Mushkegowuk Council aims to create new National Marine Conservation Area
It's a globally significant step, environmental group says
Mushkegowuk Council is calling for the creation of a National Marine Conservation Area covering the entire coastal and marine ecosystem around western James Bay and Hudson Bay.
Grand Chief Jonathan Solomon says it's a pro-active step to preserve the Omushkego way of life, including harvesting, ceremonial rights, sacred sites, and travel routes for future generations. Solomon says their way of life is under threat due to climate change already — and wants to forestall the possibility of offshore oil development.
He's expecting opposition from the government.
"They're probably going to tell us, 'you got no rights over what you're doing'. Because they think they own the land," he said.
"But I've always stated this is Treaty land. It's a partnership agreement, and they have to come to the table and talk to us about what our endeavour is."
Solomon says an Indigenous-led task force is about to launch community engagement that will guide the planning process, including how far inland the preservation area will extend.
An environmental group says creating a National Marine Conservation Area on the western coast of James Bay is a globally significant step.

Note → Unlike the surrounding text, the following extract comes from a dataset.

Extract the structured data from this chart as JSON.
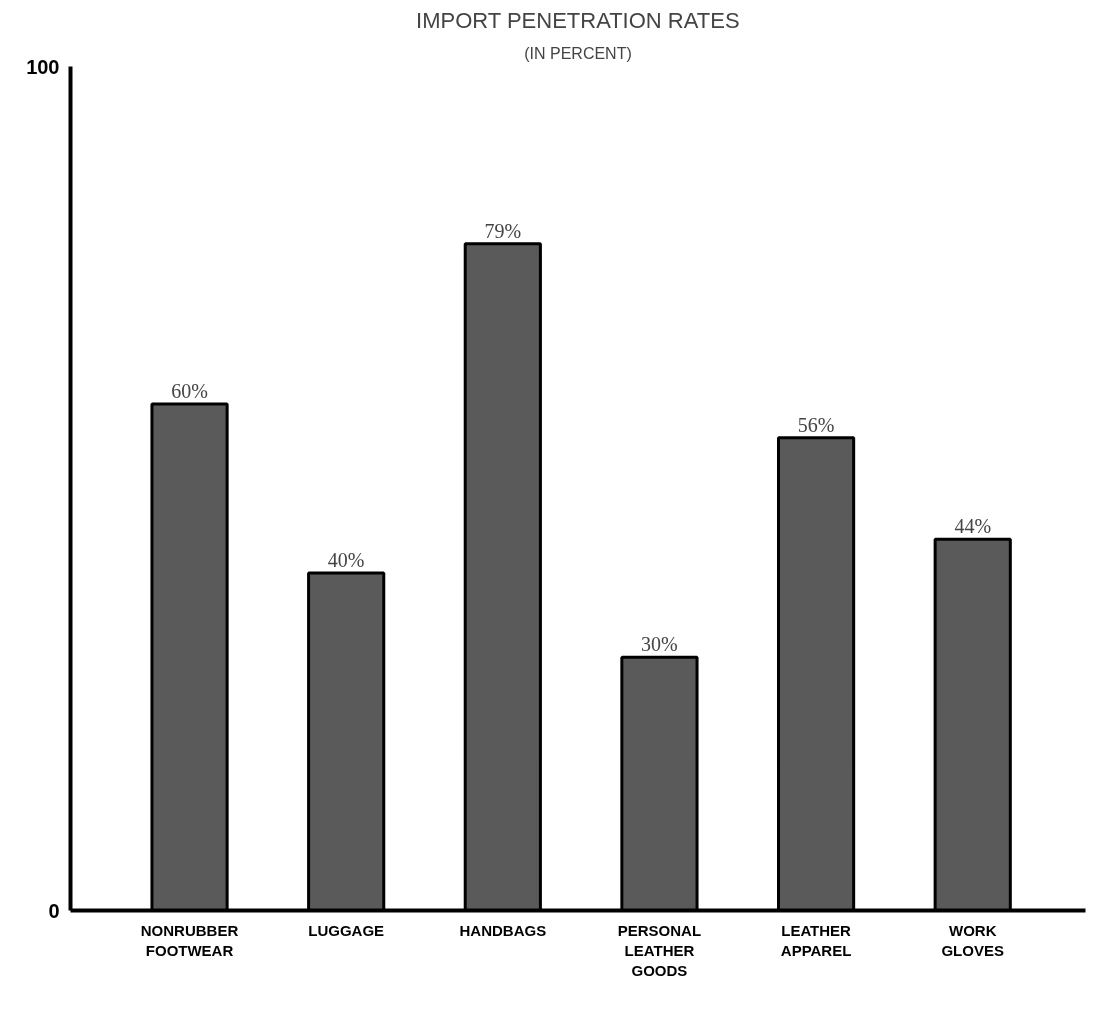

Wildlands League spokesperson Anna Baggio says they have been working with Mushkegowuk Council for about a year in preparation for consultation and a feasibility study.
Baggio says there have been similar Indigenous-led movements.

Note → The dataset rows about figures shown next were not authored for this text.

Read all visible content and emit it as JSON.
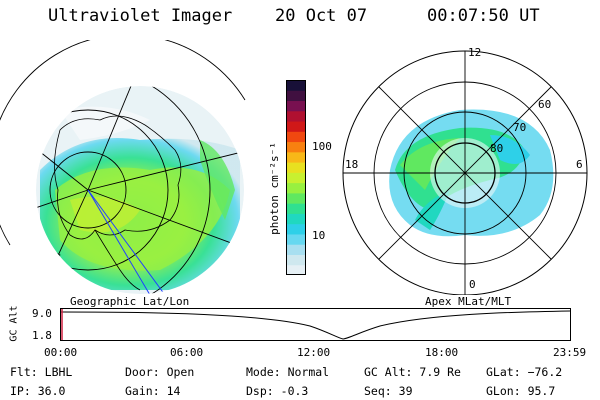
{
  "header": {
    "instrument": "Ultraviolet Imager",
    "date": "20 Oct 07",
    "time": "00:07:50 UT"
  },
  "left_panel": {
    "label": "Geographic Lat/Lon"
  },
  "right_panel": {
    "label": "Apex MLat/MLT",
    "mlt_labels": [
      "12",
      "18",
      "6",
      "0"
    ],
    "lat_labels": [
      "60",
      "70",
      "80"
    ]
  },
  "colorbar": {
    "unit": "photon cm⁻²s⁻¹",
    "ticks": [
      "100",
      "10"
    ],
    "scale": "log",
    "colors": [
      "#e6f0f5",
      "#cfe8ef",
      "#a8dff0",
      "#66d8f0",
      "#2ed0e8",
      "#20d8c0",
      "#30e090",
      "#60e860",
      "#98f040",
      "#c8f030",
      "#e8e020",
      "#f8b818",
      "#f88010",
      "#f04810",
      "#d01818",
      "#b01030",
      "#781050",
      "#401040",
      "#181038"
    ]
  },
  "altitude_plot": {
    "ylabel": "GC Alt",
    "y_ticks": [
      "9.0",
      "1.8"
    ],
    "x_ticks": [
      "00:00",
      "06:00",
      "12:00",
      "18:00",
      "23:59"
    ],
    "ylim": [
      1.8,
      9.0
    ]
  },
  "info": {
    "filter_label": "Flt:",
    "filter": "LBHL",
    "ip_label": "IP:",
    "ip": "36.0",
    "door_label": "Door:",
    "door": "Open",
    "gain_label": "Gain:",
    "gain": "14",
    "mode_label": "Mode:",
    "mode": "Normal",
    "dsp_label": "Dsp:",
    "dsp": "-0.3",
    "gcalt_label": "GC Alt:",
    "gcalt": "7.9 Re",
    "seq_label": "Seq:",
    "seq": "39",
    "glat_label": "GLat:",
    "glat": "−76.2",
    "glon_label": "GLon:",
    "glon": "95.7"
  }
}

"There are actually examples all across the country. Nunavut in Canada worked on establishing a national marine conservation area in Lancaster Sound. There's even a National Marine Conservation Area in Lake Superior," she said.
The timing of the project is perfect, Solomon adds.
"Canada is trying to meet its 25 per cent by 2025 to make Conservation targets for the oceans surrounding the
country. Our friends and colleagues at the eastern part of James Bay, the Eeyou Istchee, are doing the same process, and other Indigenous groups are also working on protected areas in the James Bay and Hudson Bay. It's a win, win, win and more wins all the way."